La thématique du vieillissement occupe une place dans la littérature économique. Elle interpelle sur le financement de retraites, de la santé mais aussi sur les potentiels conflits entre les générations. Il est généralement appréhendé par un ratio entre le nombre de personnes âgées et la population totale. Ce mode de calcul est loin d'être neutre (Bourdelais, 1997). Cette mesure occulte pour partie une dimension importante : l'augmentation du nombre de personnes très âgées.
Entre 1970 et 2010, le nombre des centenaires a été multiplié par 13 en France. Les projections tablent sur la continuation de cette évolution (Blanpain, 2010). Le scénario le plus fort prévoit à nouveau une multiplication par 13 de leur nombre. Si l'effectif des personnes très âgées restera relativement faible par rapport à la population totale, cette mutation démographique devrait avoir des incidences non négligeables, notamment au niveau de ce qui concerne l'aide à la personne. Dans ce domaine et malgré les dispositifs publics, le rôle des conjoints, des enfants et de la famille est considérable, avec une prégnance très forte du rôle des femmes (Helffer, 2006 ; Billon et Gramain, 2014). La diversité des aides apportées, le temps consacré, les sacrifices et les renoncements consentis sont importants (Daune-Richard et al, 2012). Ils peuvent conduire à un épuisement de l'aidant (Duprat-Kushtanina, 2016).
L'avancée vers un grand âge se traduit par une augmentation de l'âge des aidants. Comment intégrer cette double évolution ? Est-elle susceptible de remettre en cause les solidarités existantes ? Renforce-t-elle la fragilisation des personnes ? Contribue-t-elle à l'interpellation des dispositifs basés uniquement sur l'état de la personne âgée (Ennuyer, 2003) ?
Pour y répondre, cette communication a pour objectif d'identifier les théories économiques intégrant la durée de vie et les rapports intra-familiaux et la manière dont elles abordent le vieillissement aux très grands âges. Sur ce point, il semble que l'analyse standard ne soit pas en mesure d'appréhender cette double évolution. Basées sur la théorie microéconomique du choix rationnels, la plupart des modélisations ne considèrent que deux catégories d'agents supposées homogènes : les parents aidés et les enfants aidants (Thiébaut et al., 2012). Cette conception duale des relations intrafamiliales et du vieillissement présente des limites en ce qu'elle ne permet pas d'appréhender les effets de périodes, d'âge et de cohorte mis en évidence par les démographes et les approches socioéconomiques du life course (Mortimer et Shanahan, 2003). Avec l'accroissement du nombre de centenaires, les effets peuvent profondément affecter l'agencement des parcours de vie et remettre en cause la catégorisation en termes d'aidant et d'aidé (quel statut caractérise par exemple les enfants des personnes très âgées ?).

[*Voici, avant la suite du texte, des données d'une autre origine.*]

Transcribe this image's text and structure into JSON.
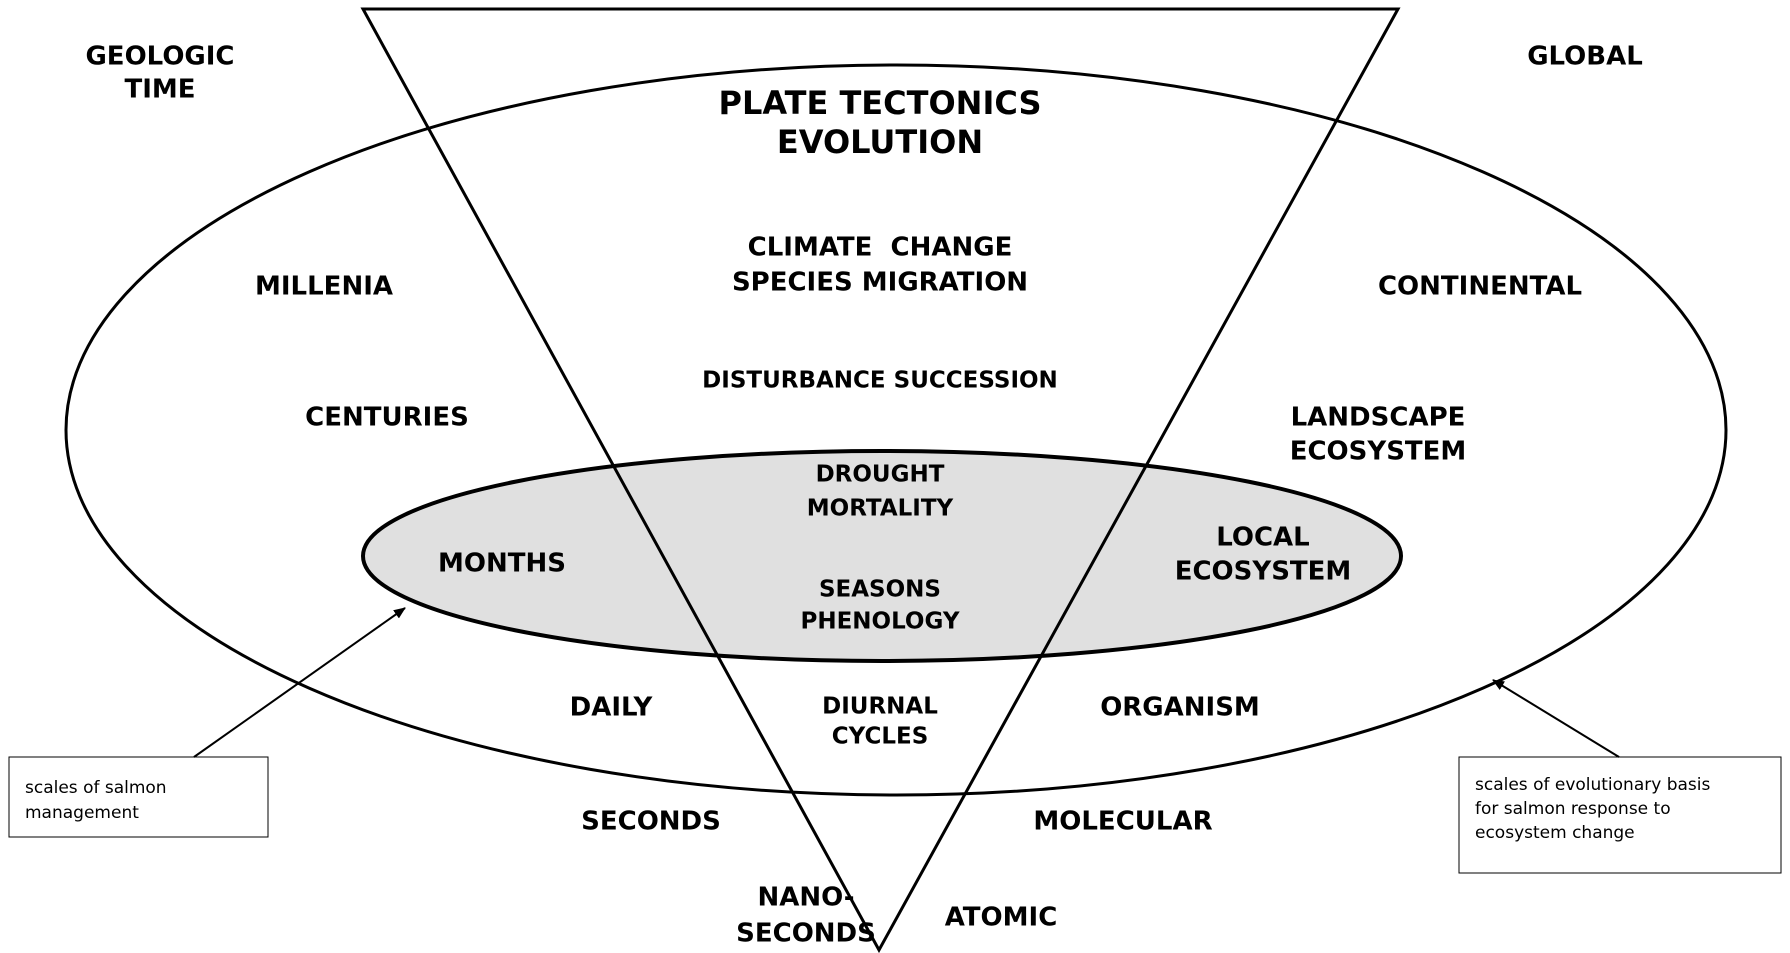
{
  "diagram": {
    "time_labels": {
      "geologic_time": [
        "GEOLOGIC",
        "TIME"
      ],
      "millenia": "MILLENIA",
      "centuries": "CENTURIES",
      "months": "MONTHS",
      "daily": "DAILY",
      "seconds": "SECONDS",
      "nano_seconds": [
        "NANO-",
        "SECONDS"
      ]
    },
    "space_labels": {
      "global": "GLOBAL",
      "continental": "CONTINENTAL",
      "landscape": [
        "LANDSCAPE",
        "ECOSYSTEM"
      ],
      "local": [
        "LOCAL",
        "ECOSYSTEM"
      ],
      "organism": "ORGANISM",
      "molecular": "MOLECULAR",
      "atomic": "ATOMIC"
    },
    "processes": {
      "plate_tectonics": [
        "PLATE TECTONICS",
        "EVOLUTION"
      ],
      "climate_change": [
        "CLIMATE  CHANGE",
        "SPECIES MIGRATION"
      ],
      "disturbance": "DISTURBANCE SUCCESSION",
      "drought": [
        "DROUGHT",
        "MORTALITY"
      ],
      "seasons": [
        "SEASONS",
        "PHENOLOGY"
      ],
      "diurnal": [
        "DIURNAL",
        "CYCLES"
      ]
    },
    "callouts": {
      "management": [
        "scales of salmon",
        "management"
      ],
      "evolutionary": [
        "scales of evolutionary basis",
        "for salmon response to",
        "ecosystem change"
      ]
    }
  }
}
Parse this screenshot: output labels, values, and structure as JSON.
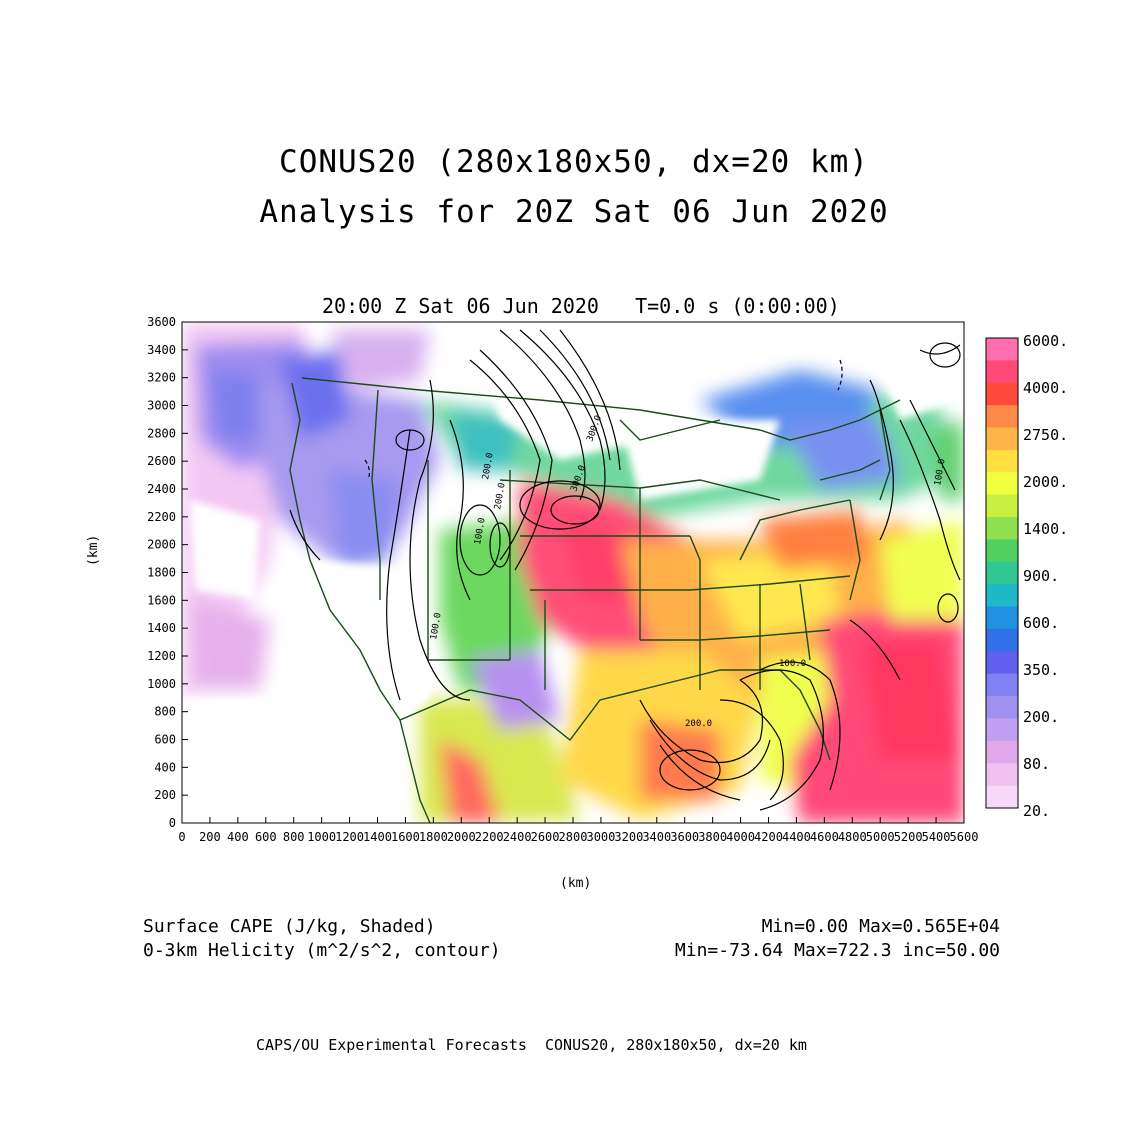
{
  "title": {
    "line1": "CONUS20 (280x180x50, dx=20 km)",
    "line2": "Analysis for 20Z Sat 06 Jun 2020"
  },
  "subtitle": "20:00 Z Sat 06 Jun 2020   T=0.0 s (0:00:00)",
  "axes": {
    "x_unit": "(km)",
    "y_unit": "(km)",
    "x_ticks": [
      "0",
      "200",
      "400",
      "600",
      "800",
      "1000",
      "1200",
      "1400",
      "1600",
      "1800",
      "2000",
      "2200",
      "2400",
      "2600",
      "2800",
      "3000",
      "3200",
      "3400",
      "3600",
      "3800",
      "4000",
      "4200",
      "4400",
      "4600",
      "4800",
      "5000",
      "5200",
      "5400",
      "5600"
    ],
    "y_ticks": [
      "0",
      "200",
      "400",
      "600",
      "800",
      "1000",
      "1200",
      "1400",
      "1600",
      "1800",
      "2000",
      "2200",
      "2400",
      "2600",
      "2800",
      "3000",
      "3200",
      "3400",
      "3600"
    ],
    "x_range": [
      0,
      5600
    ],
    "y_range": [
      0,
      3600
    ]
  },
  "colorbar": {
    "labels": [
      "6000.",
      "4000.",
      "2750.",
      "2000.",
      "1400.",
      "900.",
      "600.",
      "350.",
      "200.",
      "80.",
      "20."
    ],
    "colors": [
      "#ff6fb0",
      "#ff4a78",
      "#ff4a3c",
      "#ff8a48",
      "#ffb44a",
      "#ffe040",
      "#f0ff40",
      "#c8f040",
      "#90e050",
      "#50d060",
      "#30c890",
      "#20b8c8",
      "#2090e0",
      "#3070e8",
      "#6060f0",
      "#8080f0",
      "#a090f0",
      "#c0a0f0",
      "#e0a8e8",
      "#f0c0f0",
      "#f8d8f8"
    ]
  },
  "contour_labels": [
    "100.0",
    "100.0",
    "100.0",
    "200.0",
    "300.0",
    "300.0",
    "200.0",
    "100.0",
    "200.0"
  ],
  "legend": {
    "cape_label": "Surface CAPE (J/kg, Shaded)",
    "cape_stats": "Min=0.00 Max=0.565E+04",
    "helicity_label": "0-3km Helicity (m^2/s^2, contour)",
    "helicity_stats": "Min=-73.64 Max=722.3 inc=50.00"
  },
  "footer": "CAPS/OU Experimental Forecasts  CONUS20, 280x180x50, dx=20 km"
}
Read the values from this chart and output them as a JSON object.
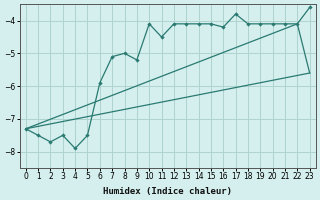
{
  "xlabel": "Humidex (Indice chaleur)",
  "bg_color": "#d4efed",
  "grid_color": "#aed4cf",
  "line_color": "#2a7a72",
  "xlim": [
    -0.5,
    23.5
  ],
  "ylim": [
    -8.5,
    -3.5
  ],
  "xticks": [
    0,
    1,
    2,
    3,
    4,
    5,
    6,
    7,
    8,
    9,
    10,
    11,
    12,
    13,
    14,
    15,
    16,
    17,
    18,
    19,
    20,
    21,
    22,
    23
  ],
  "yticks": [
    -8,
    -7,
    -6,
    -5,
    -4
  ],
  "series1_x": [
    0,
    1,
    2,
    3,
    4,
    5,
    6,
    7,
    8,
    9,
    10,
    11,
    12,
    13,
    14,
    15,
    16,
    17,
    18,
    19,
    20,
    21,
    22,
    23
  ],
  "series1_y": [
    -7.3,
    -7.5,
    -7.7,
    -7.5,
    -7.9,
    -7.5,
    -5.9,
    -5.1,
    -5.0,
    -5.2,
    -4.1,
    -4.5,
    -4.1,
    -4.1,
    -4.1,
    -4.1,
    -4.2,
    -3.8,
    -4.1,
    -4.1,
    -4.1,
    -4.1,
    -4.1,
    -3.6
  ],
  "series2_x": [
    0,
    23
  ],
  "series2_y": [
    -7.3,
    -5.6
  ],
  "series3_x": [
    0,
    22,
    23
  ],
  "series3_y": [
    -7.3,
    -4.1,
    -5.6
  ]
}
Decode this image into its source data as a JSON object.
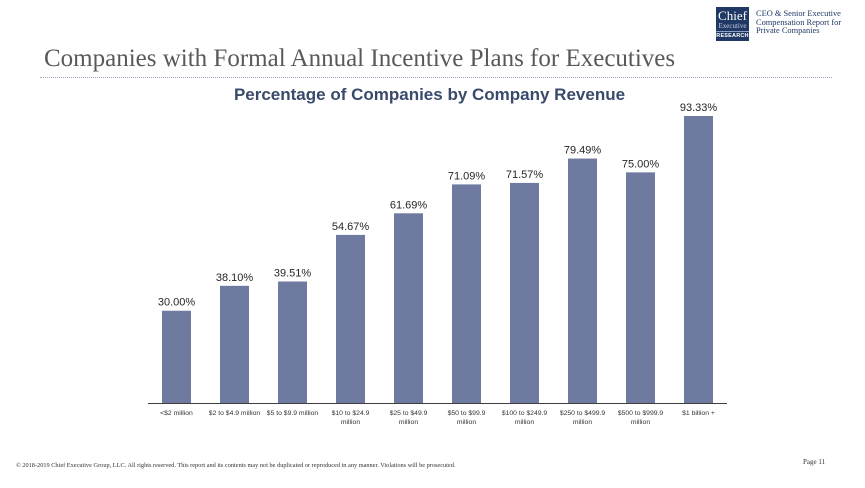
{
  "header": {
    "logo": {
      "line1": "Chief",
      "line2": "Executive",
      "line3": "RESEARCH",
      "bg_color": "#1f3864"
    },
    "report_title": [
      "CEO & Senior Executive",
      "Compensation Report for",
      "Private Companies"
    ],
    "page_title": "Companies with Formal Annual Incentive Plans for Executives"
  },
  "chart_data": {
    "type": "bar",
    "title": "Percentage of Companies by Company Revenue",
    "xlabel": "",
    "ylabel": "",
    "ylim": [
      0,
      100
    ],
    "grid": false,
    "legend": "none",
    "bar_color": "#6f7aa0",
    "categories": [
      [
        "<$2 million"
      ],
      [
        "$2 to $4.9 million"
      ],
      [
        "$5 to $9.9 million"
      ],
      [
        "$10 to $24.9",
        "million"
      ],
      [
        "$25 to $49.9",
        "million"
      ],
      [
        "$50 to $99.9",
        "million"
      ],
      [
        "$100 to $249.9",
        "million"
      ],
      [
        "$250 to $499.9",
        "million"
      ],
      [
        "$500 to $999.9",
        "million"
      ],
      [
        "$1 billion +"
      ]
    ],
    "values": [
      30.0,
      38.1,
      39.51,
      54.67,
      61.69,
      71.09,
      71.57,
      79.49,
      75.0,
      93.33
    ],
    "data_labels": [
      "30.00%",
      "38.10%",
      "39.51%",
      "54.67%",
      "61.69%",
      "71.09%",
      "71.57%",
      "79.49%",
      "75.00%",
      "93.33%"
    ]
  },
  "footer": {
    "copyright": "© 2018-2019 Chief Executive Group, LLC. All rights reserved. This report and its contents may not be duplicated or reproduced in any manner. Violations will be prosecuted.",
    "page": "Page 11"
  }
}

Afin d'illustrer cette réflexion théorique, nous mobiliserons des données empiriques permettant de rendre compte, sur la base de projections sociodémographiques, de l'hétérogénéité des trajectoires de vieillissement et de leurs conséquences potentielles pour les différentes tranches d'âge. L'inclusion du grand âge permet d'interpeller les dispositifs existants et, plus généralement, soulève de nouvelles interrogations théoriques.